At the end of each course, Maruti, which offers instructors and prepares the syllabus in Gujarati, organises “job fairs” on t h e Wa g h o d i a c a m p u s o r elsewhere inviting corporates from different parts of the state. “Many students are hired on the spot,” Rajoria says.
   
While the institute has begun to cater to demand from the state’s industry for heavy vehicle and JCB drivers on a small scale, Rajoria hopes to scale up such efforts over the next months. “This has been a good start, but we want to restructure courses and offer more specialised skills,” he says.

New Skills, High Hopes

Maruti representatives go on a hiring spree every few months — for nearly 200 students for a 45-day course — and most tribal youths who come to local recruitment centres set up in schools and so on are those who had heard of “the new job-giving facility” through word of mouth.
   
Sandeepbhai Narasimbhai, 22, a graduate in history who hails from a village in Dahod — some 150 km from Vadodara — says the first time he touched a steering wheel was at the institute.
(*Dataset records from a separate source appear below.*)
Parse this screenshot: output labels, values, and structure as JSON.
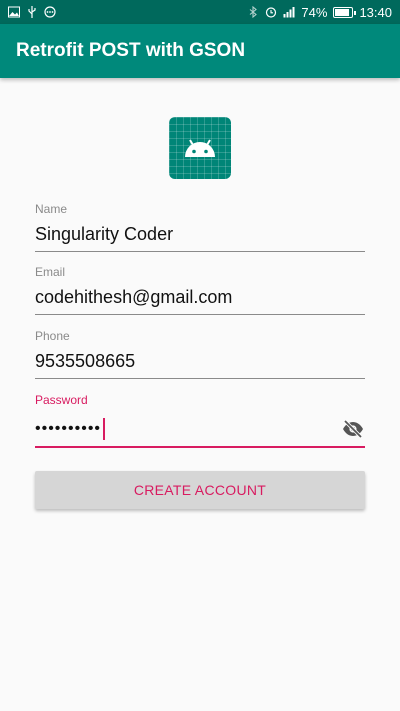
{
  "statusbar": {
    "battery": "74%",
    "time": "13:40"
  },
  "appbar": {
    "title": "Retrofit POST with GSON"
  },
  "logo": {
    "icon": "android-icon",
    "color": "#008577"
  },
  "form": {
    "name": {
      "label": "Name",
      "value": "Singularity Coder"
    },
    "email": {
      "label": "Email",
      "value": "codehithesh@gmail.com"
    },
    "phone": {
      "label": "Phone",
      "value": "9535508665"
    },
    "password": {
      "label": "Password",
      "masked": "••••••••••",
      "toggle_icon": "visibility-off-icon"
    }
  },
  "button": {
    "label": "CREATE ACCOUNT"
  },
  "colors": {
    "primary": "#00897b",
    "primary_dark": "#00695c",
    "accent": "#d81b60"
  }
}
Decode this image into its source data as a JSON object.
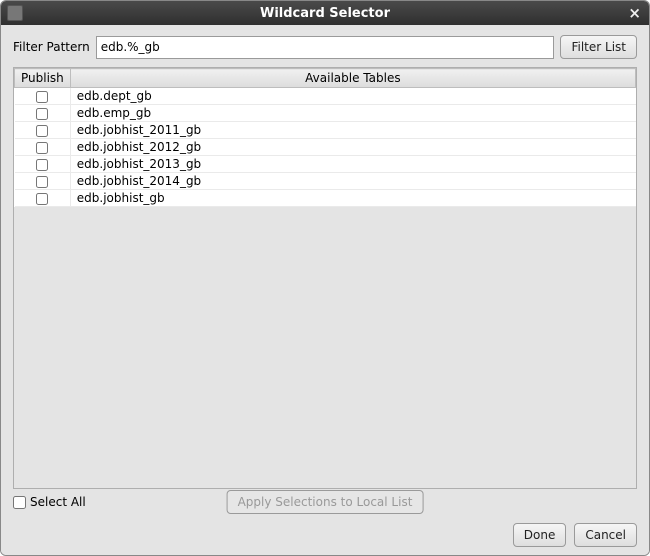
{
  "titlebar": {
    "title": "Wildcard Selector"
  },
  "filter": {
    "label": "Filter Pattern",
    "value": "edb.%_gb",
    "button": "Filter List"
  },
  "table": {
    "headers": {
      "publish": "Publish",
      "available": "Available Tables"
    },
    "rows": [
      {
        "name": "edb.dept_gb"
      },
      {
        "name": "edb.emp_gb"
      },
      {
        "name": "edb.jobhist_2011_gb"
      },
      {
        "name": "edb.jobhist_2012_gb"
      },
      {
        "name": "edb.jobhist_2013_gb"
      },
      {
        "name": "edb.jobhist_2014_gb"
      },
      {
        "name": "edb.jobhist_gb"
      }
    ]
  },
  "footer": {
    "select_all": "Select All",
    "apply": "Apply Selections to Local List",
    "done": "Done",
    "cancel": "Cancel"
  }
}
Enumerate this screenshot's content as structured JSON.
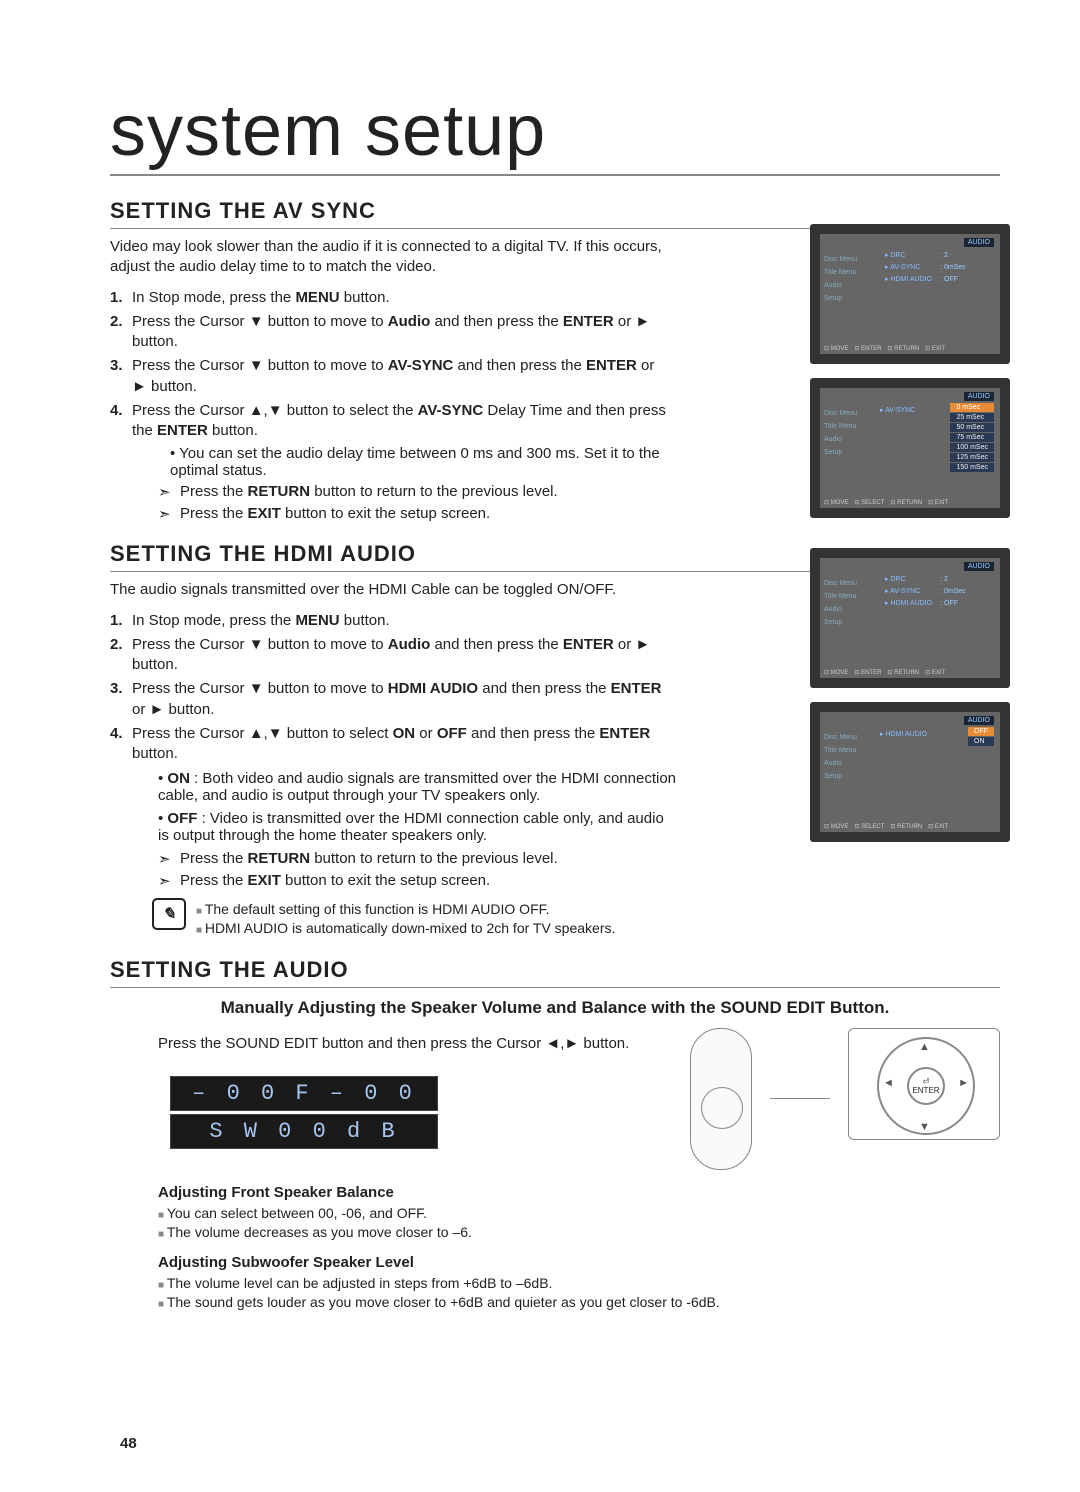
{
  "page_number": "48",
  "main_title": "system setup",
  "avsync": {
    "heading": "SETTING THE AV SYNC",
    "intro": "Video may look slower than the audio if it is connected to a digital TV. If this occurs, adjust the audio delay time to to match the video.",
    "steps": [
      "In Stop mode, press the MENU button.",
      "Press the Cursor ▼ button to move to Audio and then press the ENTER or ► button.",
      "Press the Cursor ▼ button to move to AV-SYNC and then press the ENTER or ► button.",
      "Press the Cursor ▲,▼ button to select the AV-SYNC Delay Time and then press the ENTER button."
    ],
    "bullets": [
      "You can set the audio delay time between 0 ms and 300 ms. Set it to the optimal status."
    ],
    "arrows": [
      "Press the RETURN button to return to the previous level.",
      "Press the EXIT button to exit the setup screen."
    ]
  },
  "hdmi": {
    "heading": "SETTING THE HDMI AUDIO",
    "intro": "The audio signals transmitted over the HDMI Cable can be toggled ON/OFF.",
    "steps": [
      "In Stop mode, press the MENU button.",
      "Press the Cursor  ▼ button to move to Audio and then press the ENTER or ► button.",
      "Press the Cursor ▼ button to move to HDMI AUDIO and then press the ENTER or ► button.",
      "Press the Cursor ▲,▼ button to select ON or OFF and then press the ENTER button."
    ],
    "onoff": [
      "ON : Both video and audio signals are transmitted over the HDMI connection cable, and audio is output through your TV speakers only.",
      "OFF : Video is transmitted over the HDMI connection cable only, and audio is output through the home theater speakers only."
    ],
    "arrows": [
      "Press the RETURN button to return to the previous level.",
      "Press the EXIT button to exit the setup screen."
    ],
    "notes": [
      "The default setting of this function is HDMI AUDIO OFF.",
      "HDMI AUDIO is automatically down-mixed to 2ch for TV speakers."
    ]
  },
  "audio": {
    "heading": "SETTING THE AUDIO",
    "subtitle": "Manually Adjusting the Speaker Volume and Balance with the SOUND EDIT Button.",
    "press": "Press the SOUND EDIT button and then press the Cursor ◄,► button.",
    "lcd": [
      "– 0 0   F     – 0 0",
      "S W       0 0 d B"
    ],
    "front": {
      "title": "Adjusting Front Speaker Balance",
      "lines": [
        "You can select between 00, -06, and OFF.",
        "The volume decreases as you move closer to –6."
      ]
    },
    "sub": {
      "title": "Adjusting Subwoofer Speaker Level",
      "lines": [
        "The volume level can be adjusted in steps from +6dB to –6dB.",
        "The sound gets louder as you move closer to +6dB and quieter as you get closer to -6dB."
      ]
    }
  },
  "screensA": [
    {
      "hdr": "AUDIO",
      "left": [
        "Disc Menu",
        "Title Menu",
        "Audio",
        "Setup"
      ],
      "rows": [
        [
          "▸ DRC",
          ": 2"
        ],
        [
          "▸ AV-SYNC",
          ": 0mSec"
        ],
        [
          "▸ HDMI AUDIO",
          ": OFF"
        ]
      ],
      "foot": [
        "MOVE",
        "ENTER",
        "RETURN",
        "EXIT"
      ]
    },
    {
      "hdr": "AUDIO",
      "left": [
        "Disc Menu",
        "Title Menu",
        "Audio",
        "Setup"
      ],
      "label": "▸ AV-SYNC",
      "opts": [
        "0 mSec",
        "25 mSec",
        "50 mSec",
        "75 mSec",
        "100 mSec",
        "125 mSec",
        "150 mSec"
      ],
      "sel": 0,
      "foot": [
        "MOVE",
        "SELECT",
        "RETURN",
        "EXIT"
      ]
    }
  ],
  "screensB": [
    {
      "hdr": "AUDIO",
      "left": [
        "Disc Menu",
        "Title Menu",
        "Audio",
        "Setup"
      ],
      "rows": [
        [
          "▸ DRC",
          ": 2"
        ],
        [
          "▸ AV-SYNC",
          ": 0mSec"
        ],
        [
          "▸ HDMI AUDIO",
          ": OFF"
        ]
      ],
      "foot": [
        "MOVE",
        "ENTER",
        "RETURN",
        "EXIT"
      ]
    },
    {
      "hdr": "AUDIO",
      "left": [
        "Disc Menu",
        "Title Menu",
        "Audio",
        "Setup"
      ],
      "label": "▸ HDMI AUDIO",
      "opts": [
        "OFF",
        "ON"
      ],
      "sel": 0,
      "foot": [
        "MOVE",
        "SELECT",
        "RETURN",
        "EXIT"
      ]
    }
  ],
  "dpad": {
    "center": "ENTER"
  }
}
He rode a motorbike earlier — something that made his classmates a bit jealous, he laughs. He adds that he got “used to” better sanitation, including toilets, after joining AGIDTTR.
   
“Until I came here I didn’t know how to speak to people with respect, how to treat women with respect,” says he. He enjoyed the stay, especially the “activities” in the evenings which include playing cricket, badminton, local games and carrom. “I picked up some English and also good etiquette. I have the skills to earn a living,” he adds.
   
Such excitement among tribal students has prompted Maruti to look for replicating the “experiment” elsewhere in the country, too, Rajoria discloses, adding that the carmaker is in talks with the government of Odisha — a state with a sizeable tribal population — to set up a similar training facility. One of them will come up in Guwahati and the other in Maoist-hit Koraput. Each of these facilities will be on 15-acre campuses. These centres will also cater to non-tribals in the region.
   
Besides, in Bihar, Maruti has already signed a memorandum of understanding with the state transport department to set up a new skilling institute in Aurangabad.

Plans Afoot

“We take pride in giving personality development and soft skills for the underprivileged,” declares Rajoria. Thanks to what he calls “allrounder” skills that trainees pick up from the Waghodia centre, they now work as auto dealers, run workshops, work with manufacturing companies such as JCB, Welspun Group, GM and so on. Several others are self employed as taxi or small goods carrier drivers.
   
Maruti officials point out that the inspiration for setting up such an institute for the underprivileged came following what they call the “overwhelming success” of its six institutes of driving, technical training and research (IDTRs), all commercial ventures. Currently, the company operates IDTRs at six locations in the country — two in Haryana, two in Delhi, one in Uttarakhand and one in Gujarat — which are equipped with driving tracks, simulators and so on and where instructors offer theory classes for a fee. Besides, the company also has a network of neighborhood schools called Maruti Driving Schools at over 310 locations across the country where it has till date trained over 15 lakh people.
   
Meanwhile, Rajoria expects the Aurangabad training institute in Bihar, which will have capacity to train over 20,000 students per annum in driving across vehicle categories, to be operational by the end of 2014. After all, when Modi’s Gujarat does it, can Bihar, led by his staunch political rival Nitish Kumar, be far behind?